Impact on application performance
During the thrashing period, WebSocket API requests degraded severely:
API call A: 101,454 ms (normally <1s)
API call B: 55,214 ms (normally <5s)
API call C: 1,036 ms (normally ~50ms)
Why the working set doesn’t fit
Our application’s on-disk footprint is ~1.2 GB (Node.js with native modules including ML model weights at ~677 MB). Combined with the Node.js runtime, system libraries (/usr/lib at 523 MB), and operational data, the working set is ~2 GB. With only 1.4 GB usable after balloon inflation, the page cache is constantly evicted and re-read from the overlay filesystem layers.
The overlay root filesystem is backed by 3 read-only virtio block devices (vdd, vde, vdf at 8 GB each), and the repeated re-reads of these layers account for the ~2 TB of I/O in just 2 hours.

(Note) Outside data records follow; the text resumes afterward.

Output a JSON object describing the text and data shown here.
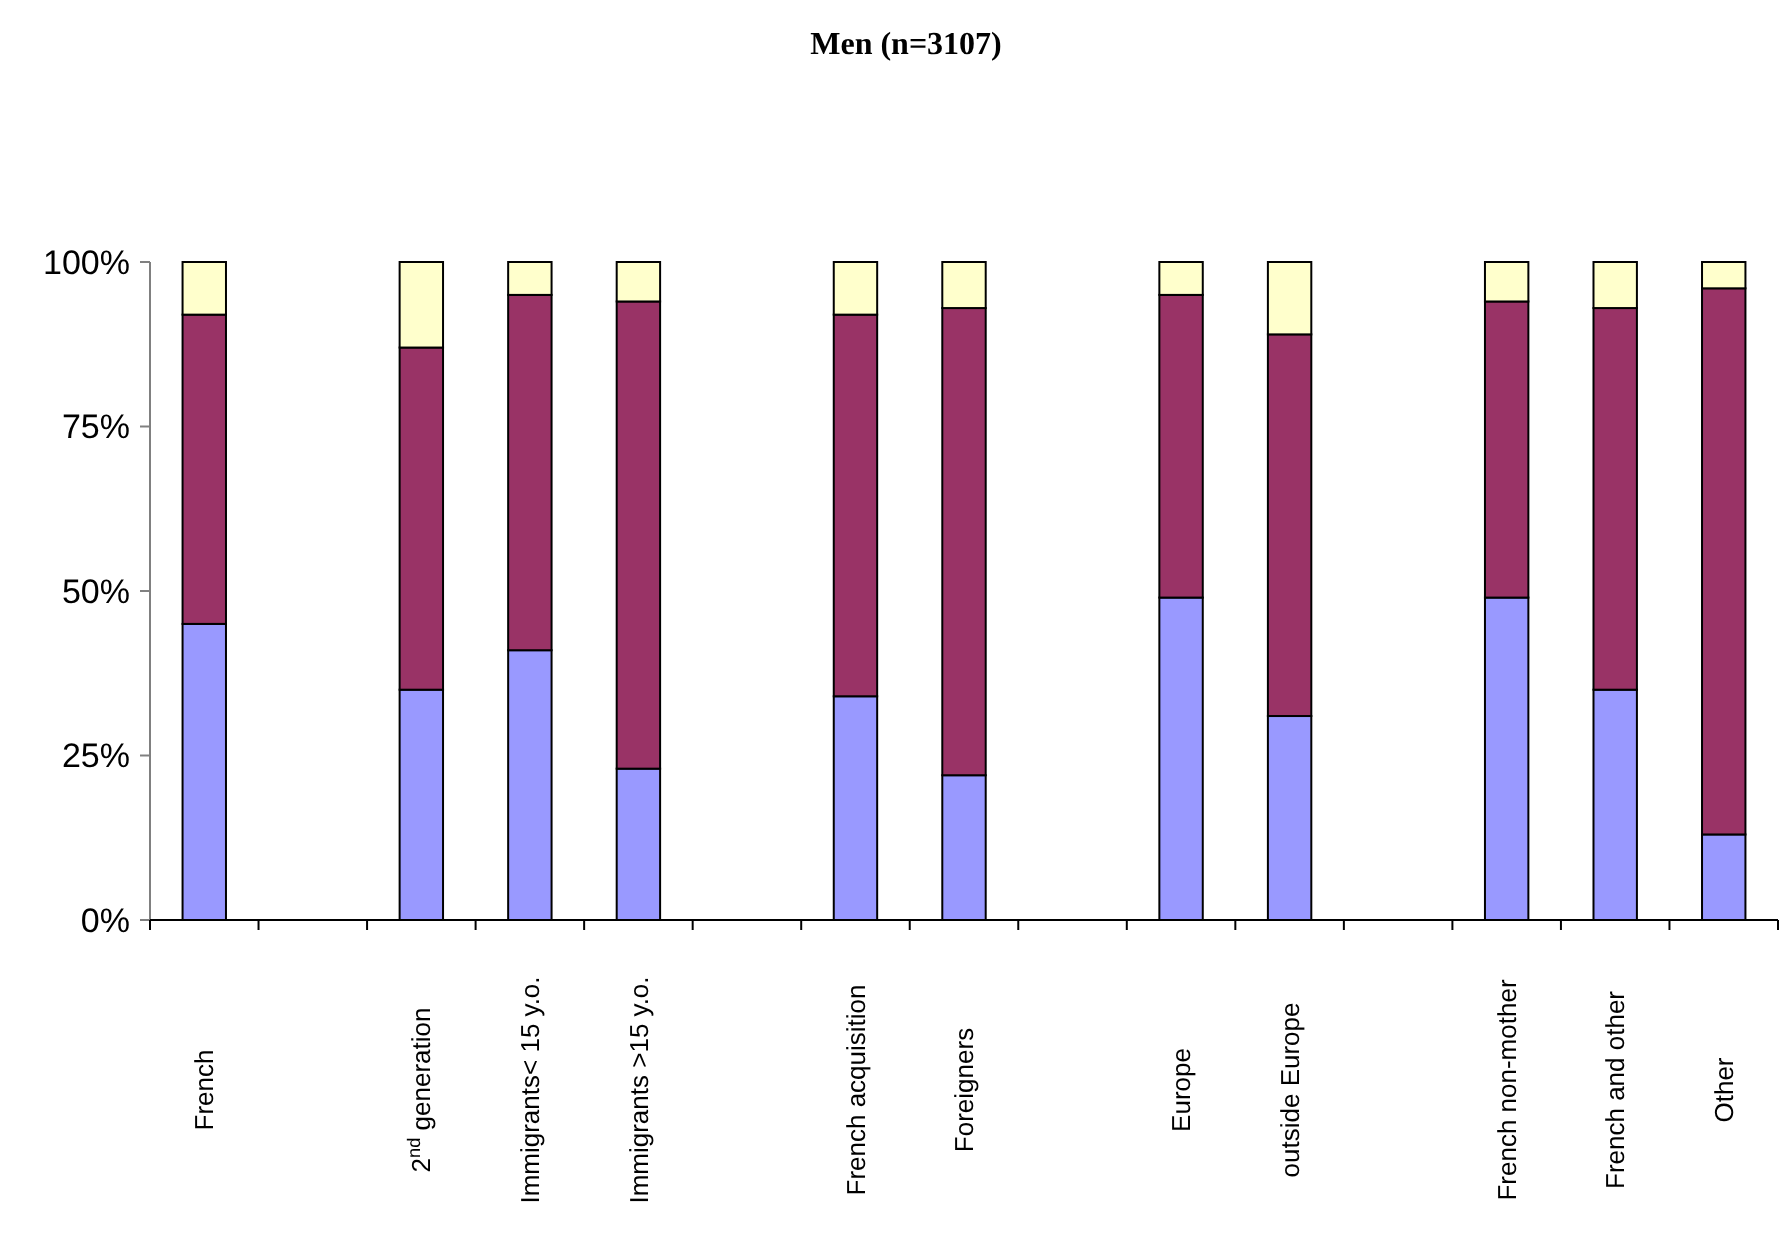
{
  "chart_data": {
    "type": "bar",
    "stacked": true,
    "title": "Men (n=3107)",
    "categories": [
      "French",
      null,
      "2$^{nd}$ generation",
      "Immigrants< 15 y.o.",
      "Immigrants >15 y.o.",
      null,
      "French acquisition",
      "Foreigners",
      null,
      "Europe",
      "outside Europe",
      null,
      "French non-mother",
      "French and other",
      "Other"
    ],
    "series": [
      {
        "color": "#9999ff",
        "values": [
          45,
          null,
          35,
          41,
          23,
          null,
          34,
          22,
          null,
          49,
          31,
          null,
          49,
          35,
          13
        ]
      },
      {
        "color": "#993366",
        "values": [
          47,
          null,
          52,
          54,
          71,
          null,
          58,
          71,
          null,
          46,
          58,
          null,
          45,
          58,
          83
        ]
      },
      {
        "color": "#ffffcc",
        "values": [
          8,
          null,
          13,
          5,
          6,
          null,
          8,
          7,
          null,
          5,
          11,
          null,
          6,
          7,
          4
        ]
      }
    ],
    "ylim": [
      0,
      100
    ],
    "yticks": [
      {
        "value": 0,
        "label": "0%"
      },
      {
        "value": 25,
        "label": "25%"
      },
      {
        "value": 50,
        "label": "50%"
      },
      {
        "value": 75,
        "label": "75%"
      },
      {
        "value": 100,
        "label": "100%"
      }
    ]
  }
}
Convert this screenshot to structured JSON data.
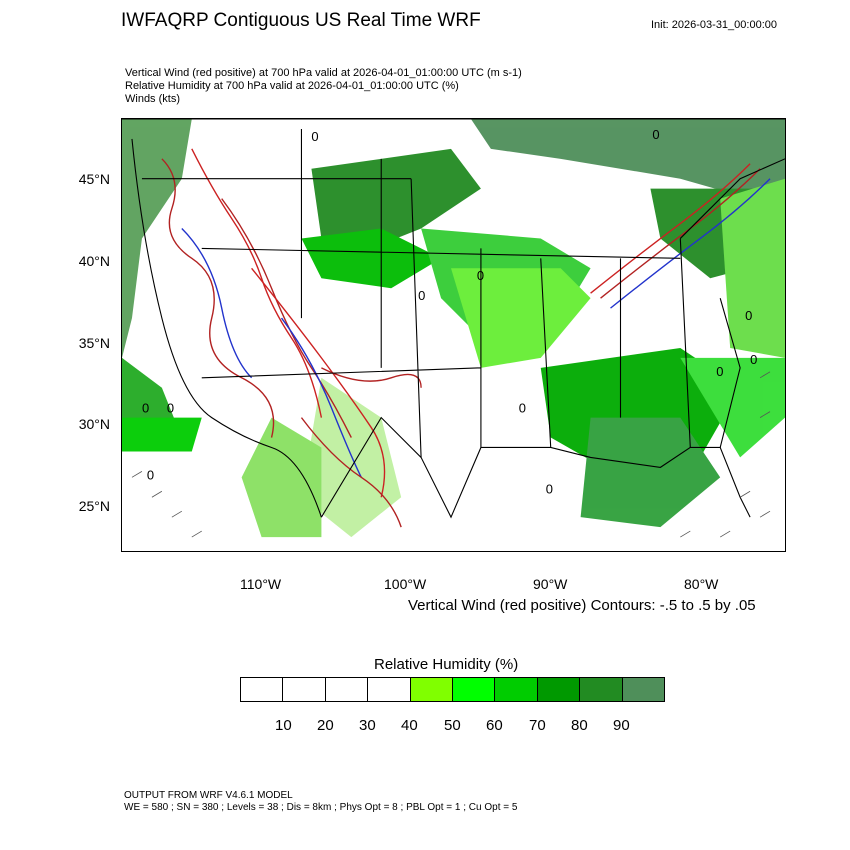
{
  "title": "IWFAQRP Contiguous US Real Time WRF",
  "init": "Init: 2026-03-31_00:00:00",
  "subtitle_lines": [
    "Vertical Wind (red positive) at 700 hPa valid at 2026-04-01_01:00:00 UTC   (m s-1)",
    "Relative Humidity at 700 hPa valid at 2026-04-01_01:00:00 UTC   (%)",
    "Winds   (kts)"
  ],
  "lat_labels": [
    "45°N",
    "40°N",
    "35°N",
    "30°N",
    "25°N"
  ],
  "lon_labels": [
    "110°W",
    "100°W",
    "90°W",
    "80°W"
  ],
  "contour_note": "Vertical Wind (red positive) Contours: -.5 to .5 by .05",
  "colorbar": {
    "title": "Relative Humidity  (%)",
    "labels": [
      "10",
      "20",
      "30",
      "40",
      "50",
      "60",
      "70",
      "80",
      "90"
    ],
    "colors": [
      "#ffffff",
      "#ffffff",
      "#ffffff",
      "#ffffff",
      "#80ff00",
      "#00ff00",
      "#00cc00",
      "#009900",
      "#228b22",
      "#4f8f5a"
    ]
  },
  "contour_label": "0",
  "footer": [
    "OUTPUT FROM WRF V4.6.1 MODEL",
    "WE = 580 ; SN = 380 ; Levels = 38 ; Dis = 8km ; Phys Opt = 8 ; PBL Opt = 1 ; Cu Opt = 5"
  ]
}
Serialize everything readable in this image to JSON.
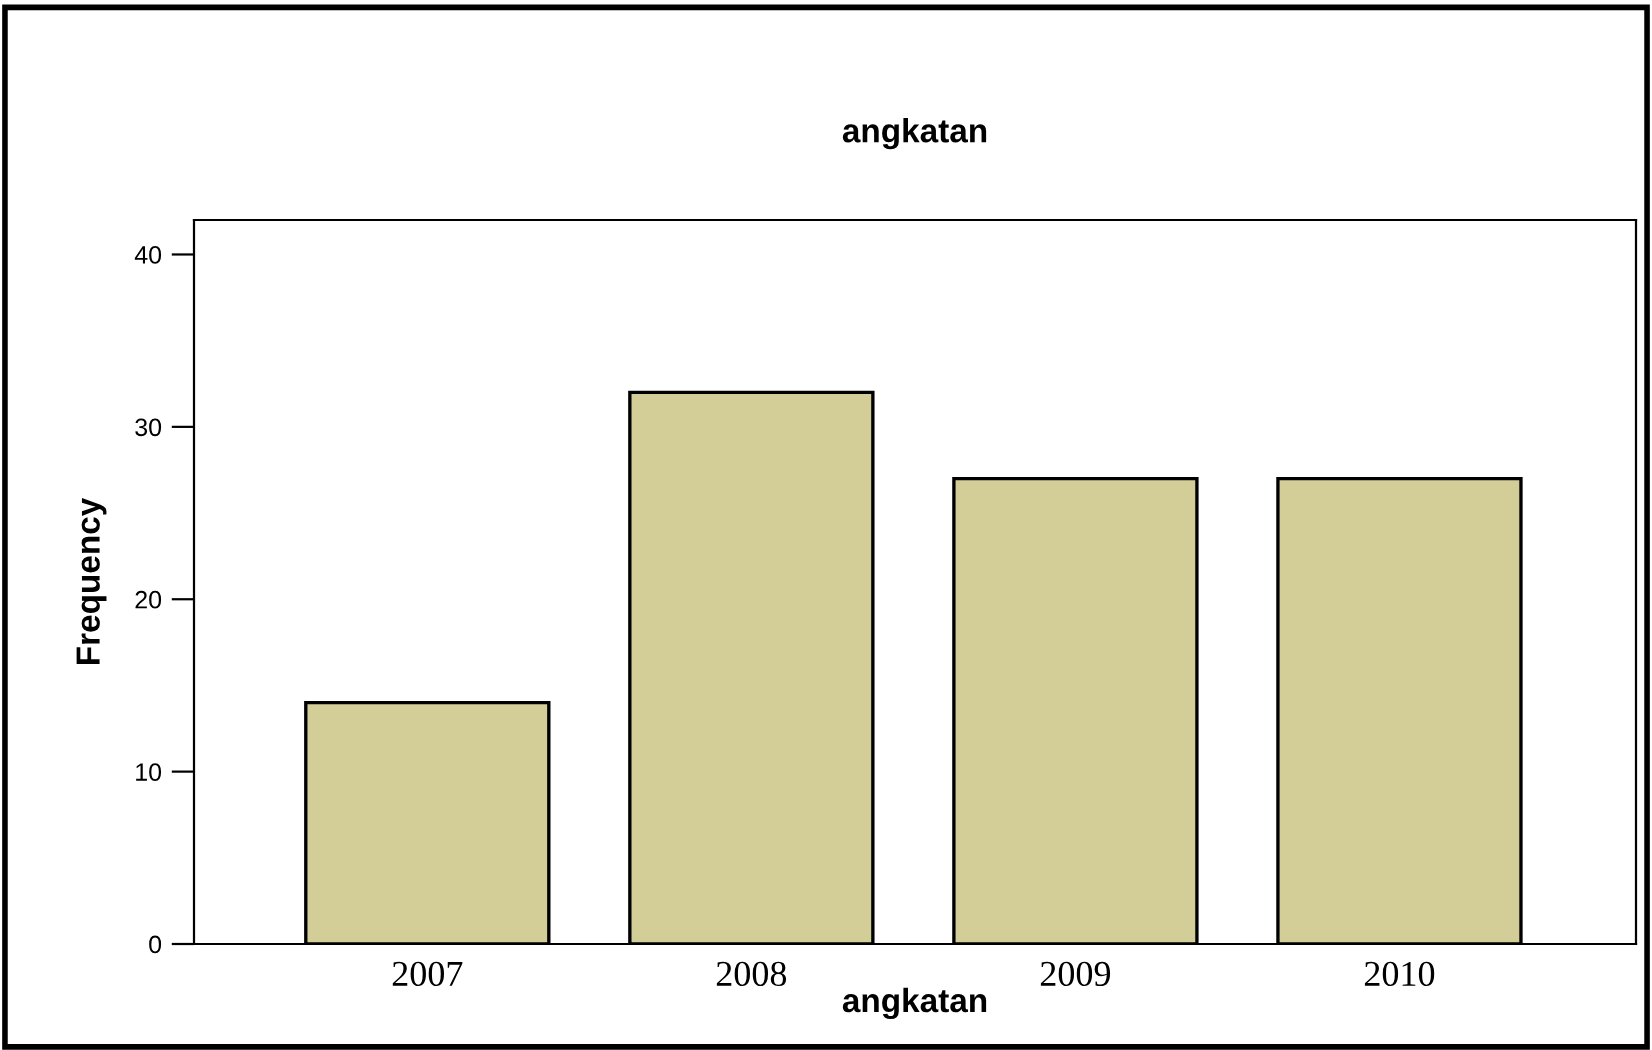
{
  "chart_data": {
    "type": "bar",
    "title": "angkatan",
    "xlabel": "angkatan",
    "ylabel": "Frequency",
    "categories": [
      "2007",
      "2008",
      "2009",
      "2010"
    ],
    "values": [
      14,
      32,
      27,
      27
    ],
    "color": "#d3ce97",
    "ylim": [
      0,
      42
    ],
    "yticks": [
      0,
      10,
      20,
      30,
      40
    ],
    "grid": false,
    "legend": false
  }
}
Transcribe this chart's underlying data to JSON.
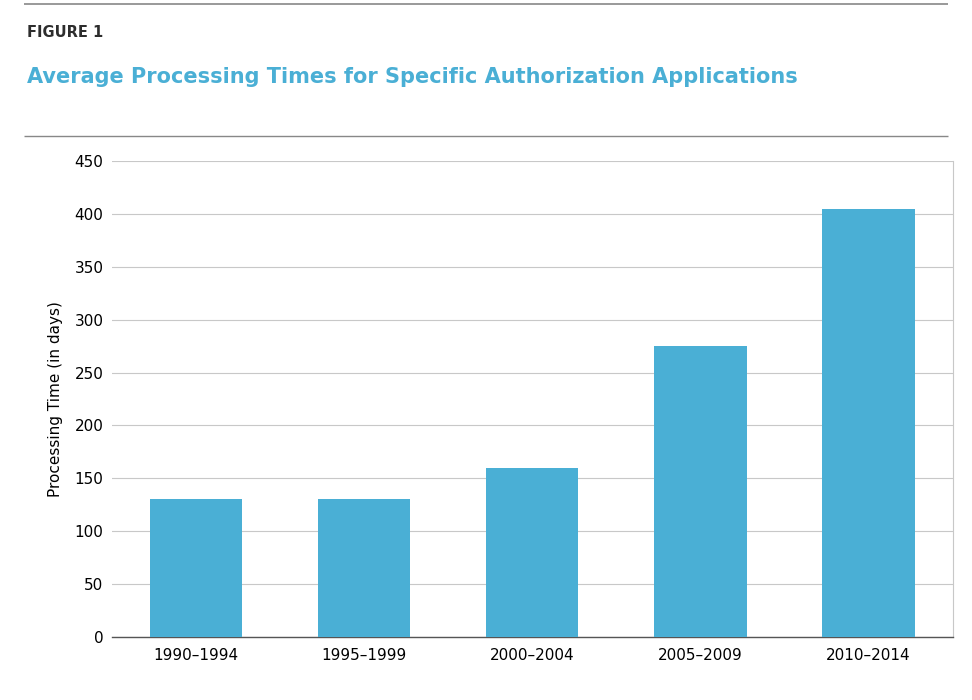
{
  "categories": [
    "1990–1994",
    "1995–1999",
    "2000–2004",
    "2005–2009",
    "2010–2014"
  ],
  "values": [
    130,
    130,
    160,
    275,
    405
  ],
  "bar_color": "#4aafd5",
  "ylabel": "Processing Time (in days)",
  "ylim": [
    0,
    450
  ],
  "yticks": [
    0,
    50,
    100,
    150,
    200,
    250,
    300,
    350,
    400,
    450
  ],
  "figure_label": "FIGURE 1",
  "title": "Average Processing Times for Specific Authorization Applications",
  "figure_label_color": "#2d2d2d",
  "title_color": "#4aafd5",
  "background_color": "#ffffff",
  "figure_label_fontsize": 10.5,
  "title_fontsize": 15,
  "ylabel_fontsize": 11,
  "tick_fontsize": 11,
  "bar_width": 0.55,
  "grid_color": "#c8c8c8",
  "line_color": "#888888"
}
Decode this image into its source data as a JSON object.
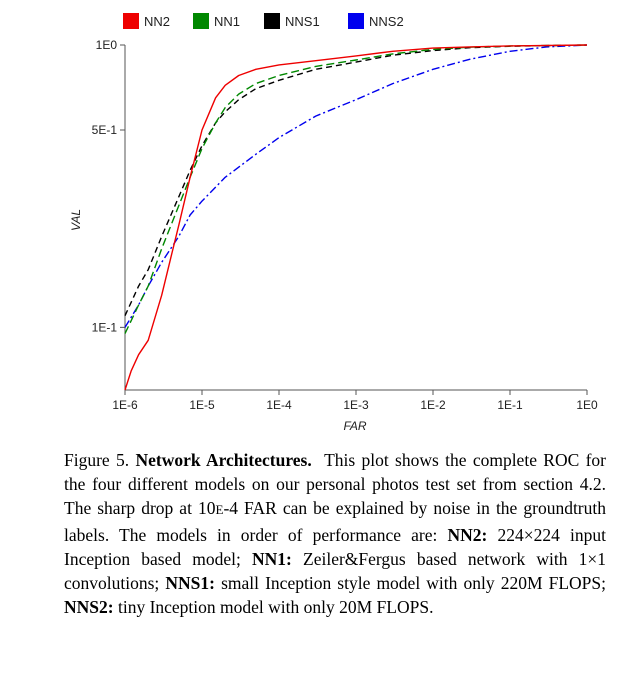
{
  "chart_data": {
    "type": "line",
    "xlabel": "FAR",
    "ylabel": "VAL",
    "x_scale": "log",
    "y_scale": "log",
    "xlim": [
      1e-06,
      1
    ],
    "ylim": [
      0.06,
      1
    ],
    "x_ticks": [
      {
        "value": 1e-06,
        "label": "1E-6"
      },
      {
        "value": 1e-05,
        "label": "1E-5"
      },
      {
        "value": 0.0001,
        "label": "1E-4"
      },
      {
        "value": 0.001,
        "label": "1E-3"
      },
      {
        "value": 0.01,
        "label": "1E-2"
      },
      {
        "value": 0.1,
        "label": "1E-1"
      },
      {
        "value": 1,
        "label": "1E0"
      }
    ],
    "y_ticks": [
      {
        "value": 1,
        "label": "1E0"
      },
      {
        "value": 0.5,
        "label": "5E-1"
      },
      {
        "value": 0.1,
        "label": "1E-1"
      }
    ],
    "grid": false,
    "legend_position": "top",
    "series": [
      {
        "name": "NN2",
        "color": "#ee0000",
        "dash": "solid",
        "points": [
          [
            1e-06,
            0.06
          ],
          [
            1.2e-06,
            0.07
          ],
          [
            1.5e-06,
            0.08
          ],
          [
            2e-06,
            0.09
          ],
          [
            3e-06,
            0.13
          ],
          [
            4e-06,
            0.18
          ],
          [
            5e-06,
            0.23
          ],
          [
            7e-06,
            0.34
          ],
          [
            1e-05,
            0.5
          ],
          [
            1.5e-05,
            0.65
          ],
          [
            2e-05,
            0.72
          ],
          [
            3e-05,
            0.78
          ],
          [
            5e-05,
            0.82
          ],
          [
            0.0001,
            0.85
          ],
          [
            0.0003,
            0.88
          ],
          [
            0.001,
            0.915
          ],
          [
            0.003,
            0.95
          ],
          [
            0.01,
            0.975
          ],
          [
            0.03,
            0.985
          ],
          [
            0.1,
            0.993
          ],
          [
            1,
            1
          ]
        ]
      },
      {
        "name": "NN1",
        "color": "#008800",
        "dash": "8,4",
        "points": [
          [
            1e-06,
            0.095
          ],
          [
            1.5e-06,
            0.12
          ],
          [
            2e-06,
            0.14
          ],
          [
            3e-06,
            0.19
          ],
          [
            5e-06,
            0.27
          ],
          [
            7e-06,
            0.34
          ],
          [
            1e-05,
            0.43
          ],
          [
            1.5e-05,
            0.53
          ],
          [
            2e-05,
            0.6
          ],
          [
            3e-05,
            0.67
          ],
          [
            5e-05,
            0.73
          ],
          [
            0.0001,
            0.78
          ],
          [
            0.0003,
            0.84
          ],
          [
            0.001,
            0.885
          ],
          [
            0.003,
            0.93
          ],
          [
            0.01,
            0.965
          ],
          [
            0.03,
            0.982
          ],
          [
            0.1,
            0.992
          ],
          [
            1,
            1
          ]
        ]
      },
      {
        "name": "NNS1",
        "color": "#000000",
        "dash": "6,4",
        "points": [
          [
            1e-06,
            0.11
          ],
          [
            1.5e-06,
            0.14
          ],
          [
            2e-06,
            0.16
          ],
          [
            3e-06,
            0.21
          ],
          [
            5e-06,
            0.29
          ],
          [
            7e-06,
            0.36
          ],
          [
            1e-05,
            0.44
          ],
          [
            1.5e-05,
            0.53
          ],
          [
            2e-05,
            0.58
          ],
          [
            3e-05,
            0.64
          ],
          [
            5e-05,
            0.7
          ],
          [
            0.0001,
            0.75
          ],
          [
            0.0003,
            0.82
          ],
          [
            0.001,
            0.87
          ],
          [
            0.003,
            0.92
          ],
          [
            0.01,
            0.955
          ],
          [
            0.03,
            0.978
          ],
          [
            0.1,
            0.99
          ],
          [
            1,
            1
          ]
        ]
      },
      {
        "name": "NNS2",
        "color": "#0000ee",
        "dash": "8,3,2,3",
        "points": [
          [
            1e-06,
            0.1
          ],
          [
            1.5e-06,
            0.12
          ],
          [
            2e-06,
            0.14
          ],
          [
            3e-06,
            0.17
          ],
          [
            5e-06,
            0.21
          ],
          [
            7e-06,
            0.25
          ],
          [
            1e-05,
            0.28
          ],
          [
            2e-05,
            0.34
          ],
          [
            5e-05,
            0.41
          ],
          [
            0.0001,
            0.47
          ],
          [
            0.0003,
            0.56
          ],
          [
            0.001,
            0.64
          ],
          [
            0.003,
            0.73
          ],
          [
            0.01,
            0.82
          ],
          [
            0.03,
            0.89
          ],
          [
            0.1,
            0.95
          ],
          [
            0.3,
            0.985
          ],
          [
            1,
            1
          ]
        ]
      }
    ]
  },
  "caption": {
    "label": "Figure 5.",
    "title": "Network Architectures.",
    "body_1": "This plot shows the complete ROC for the four different models on our personal photos test set from section 4.2. The sharp drop at 10",
    "small_caps": "E",
    "body_2": "-4 FAR can be explained by noise in the groundtruth labels. The models in order of performance are:",
    "m1_name": "NN2:",
    "m1_desc": "224×224 input Inception based model;",
    "m2_name": "NN1:",
    "m2_desc": "Zeiler&Fergus based network with 1×1 convolutions;",
    "m3_name": "NNS1:",
    "m3_desc": "small Inception style model with only 220M FLOPS;",
    "m4_name": "NNS2:",
    "m4_desc": "tiny Inception model with only 20M FLOPS."
  }
}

Balloon configuration issue
The virtio-balloon device (virtio0, device_id=0x0005) has the following negotiated features:
Features: 0x6000000080000000
Bits set: 31 (VIRTIO_F_ACCESS_PLATFORM), 61, 62
Critically NOT negotiated:
-
DEFLATE_ON_OOM (bit 2): The balloon does not auto-shrink when the guest is under memory pressure
-
STATS_VQ (bit 1): The host cannot query guest memory stats to make informed decisions
-
FREE_PAGE_HINT (bit 5): Not active for dynamic adjustment
This means once the balloon inflates, the guest has no mechanism to reclaim memory even when it is thrashing to death.
Questions / Requests
-
Is this level of balloon inflation (75–82%) intentional? On most cloud platforms, VMs receive close to their advertised RAM. Leaving only 1.4–2 GB usable out of 8 GB seems extremely aggressive.
-
Can DEFLATE_ON_OOM be enabled? This would allow the balloon to automatically shrink when the guest is under memory pressure, preventing the thrashing death spiral.
-
Can STATS_VQ be enabled? This would let the hypervisor make smarter balloon sizing decisions based on actual guest memory utilization.
-
Alternatively, could VMs be allocated more physical memory to account for balloon overhead? For example, allocating 16 GB so that ~8 GB remains usable after balloon.
How to reproduce
On any Firecracker VM with the balloon driver:
-
cat /proc/vmstat | grep balloon— check NET inflated pages -
free -m— observe actual available memory vs MemTotal -
Run any workload with a ~2 GB working set and observe load average spike as page cache is exhausted
Happy to provide additional diagnostics. Thanks for looking into this.